/ 26 July 2022

How can governments become data-driven organisations?

Becoming a “data-driven” organisation has been creeping into the governance lexicon recently. On 21 April, Randall Williams, the mayor of Tshwane, announced “the city would move with the times and embrace the full opportunities provided by new technology and data solutions to build a data-driven service delivery”.

But what does it mean to be a data-driven organisation?

In the governance sphere, data is literally everywhere. Information is collected and collated every moment of the day in every government entity by thousands of officials. Outside of governance, millions of smart devices are gathering data about everything you can think of. In fact, data is so abundant, so ubiquitous, that it could take years for a statistician to make sense of all of it, let alone begin to pick up patterns.

Does this mean the governance space is data-driven? Unfortunately, not. Having lots of information and reporting about it to portfolio committees, audit committees, the auditor general’s auditors, fiscal commissions etc constitutes only the starting steps to becoming data-driven in the emerging world of data science.

Continuing with the City of Tshwane as our example, our first problem is the data itself. It’s dirty and noisy. Data scientists spend about 80% of their time cleaning and massaging the data available to prepare it for machine learning. Only the remaining 20% is spent developing models to train on the data. 

For an entity like the City of Tshwane to embrace machine learning, all their data, from all the various departments, in all the various formats would have to collected, collated, scaled and all the null values removed, to name but a few of the procedures required –  there are many more. The reason all these steps are necessary is to be able to reasonably guarantee that the data is reliable and trustworthy. This is important because you need public trust and transparency to run a stable government.

Our second problem is also rooted in the data but requires the domain knowledge of the city official. We need to determine if we are asking the right questions, collecting the right data, and collecting it on time. 

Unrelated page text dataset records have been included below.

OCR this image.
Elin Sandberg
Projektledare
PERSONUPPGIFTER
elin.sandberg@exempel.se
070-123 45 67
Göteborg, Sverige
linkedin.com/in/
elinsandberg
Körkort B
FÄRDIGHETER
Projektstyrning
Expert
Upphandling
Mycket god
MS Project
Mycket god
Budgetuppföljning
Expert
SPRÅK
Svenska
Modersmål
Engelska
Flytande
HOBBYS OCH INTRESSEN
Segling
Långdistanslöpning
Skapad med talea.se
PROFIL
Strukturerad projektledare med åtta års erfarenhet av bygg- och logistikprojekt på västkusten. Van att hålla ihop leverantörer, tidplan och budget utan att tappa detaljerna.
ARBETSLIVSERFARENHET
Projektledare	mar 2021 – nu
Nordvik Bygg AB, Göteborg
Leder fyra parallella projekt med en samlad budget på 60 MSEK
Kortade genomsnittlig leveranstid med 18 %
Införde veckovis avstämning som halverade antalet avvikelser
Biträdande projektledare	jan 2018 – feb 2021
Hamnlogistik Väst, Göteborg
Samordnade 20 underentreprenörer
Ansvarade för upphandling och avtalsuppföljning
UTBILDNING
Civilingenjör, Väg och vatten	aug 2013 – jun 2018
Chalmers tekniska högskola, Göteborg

One of my biggest concerns about the sector oversight model is that it is backward looking. Let us say that we have determined the best variables to measure irregular expenditure and all the officials are trained to collect the data in the correct format. By the time this data reaches a decision-maker, such as a city council, it is months old and the money is long gone.

Which brings us to the most pressing problem, which will prove to be the starting place for mayor Williams. Within the underbelly of the officialdom of the City of Tshwane, we will have to inculcate and foster a culture of being data-driven. This means we go beyond asking, “What happened?” 

For a government to harness the power of machine learning we need to ask forward-looking questions. Why did the irregular expenditure occur, what was the cause of the failure, what catalytic mechanisms can prevent the failure and what do we do on Monday morning to permanently disrupt the patterns we see in the data? Machine learning will show us the patterns but human decision-makers will have to change their behaviour and their work culture to effect changes in the audit outcomes and, ultimately, the tangible impact of their behaviour in communities.

This workflow, from collecting the data to measuring the impact on the community, is known as the analytics value chain.

Williams and many others in governance roles who also recognise the need to adopt a data-driven approach need to be commended and assisted. Done correctly, such an exercise is not only worth it but probably indispensable. Here are some of the positive impacts from pivoting towards data-driven service delivery models:

The algorithmic gathering of vast amounts of data is already a ubiquitous feature of smart urbanism. City officials could, for instance, use the data being collected from the smart devices carried by cyclists to help them design city spaces that are optimised for the use of cycling for transport. This is especially relevant now that fuel prices have reached record highs and people are evaluating the future of car ownership.

Many standard tasks in governance are boring or repetitive. Think of licensing processes; permit applications and evaluation; monitoring of public spaces and many more. It might be more cost effective and kind to use machine learning to move these processes online. The research is already replete with examples and case studies of smart-city initiatives that accomplish automation but much more can be done to base daily decisions on data visualisation from machine learning algorithms that are deployed on real data.

A third promise of being data-driven is that it could enhance public participation by bringing “the governed closer to the governors”. Studies have also echoed the huge potential that exists when governments use compelling and interesting digital hooks to gather information from citizens about their needs. Relevant free resources can be made available to residents, leading them to complete surveys and questionnaires and even play games that generate data for city planners.

But, as always when innovations seem too good to be true, caution is indicated. I am reminded of the Harry Potter books. In particular, the part where the British prime minister asks Rufus Scrimgeour (the Minister for Magic) why his ministry does not simply use magic to sort out all the societal ills of the day. He replies: “The trouble is, the other side can do magic too.”

It is important to be aware that “dataism” can have a dark side as well. If a government so intends, it can deploy data science to spy on citizens, take away their privacy and hold them to ransom.

I conclude with a key take away, for me at least – being a data-driven organisation means taking policy and operational decisions based on big data as opposed to intuition or ideology. To advance our future in South Africa and future-proof our country we, as law-makers and governments alike, must always seek to use data science to advance maximum personal freedom and maximum economic freedom. Measuring our impact against this core value should be the gold standard.

The views expressed are those of the author and do not necessarily reflect the official policy or position of the Mail & Guardian.